Amtrak also operated some through services from Atlantic City to Richmond, Virginia and Harrisburg, Pennsylvania. In June 1990, Amtrak entered into a partnership with Midway Airlines to operate trains from Philadelphia International Airport to Atlantic City via SEPTA. However, the service was short-lived, as Midway Airlines went bankrupt in the summer of 1991.

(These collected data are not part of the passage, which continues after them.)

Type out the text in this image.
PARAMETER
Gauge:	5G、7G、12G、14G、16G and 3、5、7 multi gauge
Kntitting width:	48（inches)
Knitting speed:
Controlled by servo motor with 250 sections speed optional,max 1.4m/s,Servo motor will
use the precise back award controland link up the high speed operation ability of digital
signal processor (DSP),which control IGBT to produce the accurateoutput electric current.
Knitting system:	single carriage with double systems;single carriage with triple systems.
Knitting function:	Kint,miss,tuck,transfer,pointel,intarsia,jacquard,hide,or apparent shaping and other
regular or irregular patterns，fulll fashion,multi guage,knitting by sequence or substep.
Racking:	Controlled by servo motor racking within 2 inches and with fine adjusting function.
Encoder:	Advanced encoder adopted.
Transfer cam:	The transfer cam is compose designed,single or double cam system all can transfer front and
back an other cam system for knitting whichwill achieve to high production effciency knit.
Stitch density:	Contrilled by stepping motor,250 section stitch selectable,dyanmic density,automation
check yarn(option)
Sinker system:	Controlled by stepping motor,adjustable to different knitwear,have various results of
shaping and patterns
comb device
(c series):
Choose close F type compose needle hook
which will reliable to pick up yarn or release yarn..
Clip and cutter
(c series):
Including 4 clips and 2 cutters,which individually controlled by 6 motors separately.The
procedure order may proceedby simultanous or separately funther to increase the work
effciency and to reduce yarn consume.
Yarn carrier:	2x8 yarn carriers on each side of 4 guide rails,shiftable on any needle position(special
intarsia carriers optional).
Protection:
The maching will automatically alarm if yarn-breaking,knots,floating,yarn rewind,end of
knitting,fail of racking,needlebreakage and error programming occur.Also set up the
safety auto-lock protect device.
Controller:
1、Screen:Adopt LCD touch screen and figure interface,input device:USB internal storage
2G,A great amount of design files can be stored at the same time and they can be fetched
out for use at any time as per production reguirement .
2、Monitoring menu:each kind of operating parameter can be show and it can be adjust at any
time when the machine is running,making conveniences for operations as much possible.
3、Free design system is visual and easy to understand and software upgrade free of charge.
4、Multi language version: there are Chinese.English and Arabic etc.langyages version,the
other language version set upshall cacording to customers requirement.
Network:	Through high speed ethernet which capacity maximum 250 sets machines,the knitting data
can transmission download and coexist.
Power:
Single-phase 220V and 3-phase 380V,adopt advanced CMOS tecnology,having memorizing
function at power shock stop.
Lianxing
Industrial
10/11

The Amtrak service to Atlantic City never hit its expected ridership levels. In another effort to gain more riders, service was extended to Springfield, Massachusetts and New Haven, Connecticut. Even then, most passengers traveled between New York and Philadelphia rather than continue on to Atlantic City. Amtrak also had to compete with a number of bus lines offering discounted rates at casinos. Although the trains were moderately successful, Amtrak still deemed that the poor showing of riders was not enough to warrant train service, and plans were made to discontinue the line. All Amtrak service to Atlantic City was discontinued after April 1, 1995. The following day, New Jersey Transit extended all Atlantic City Line trains to Philadelphia; previously, only a select few had run west of Lindenwold.

===Atlantic City Express Service===

A successor to the former Amtrak service, Atlantic City Express Service (ACES), began a weekend express train from New York Penn Station to Atlantic City on February 6, 2009. The service was sponsored by several casinos, run by New Jersey Transit over the Northeast Corridor and Atlantic City Lines, with a stop in Newark. The last train ran in September 2011, with the train formally discontinued in 2012.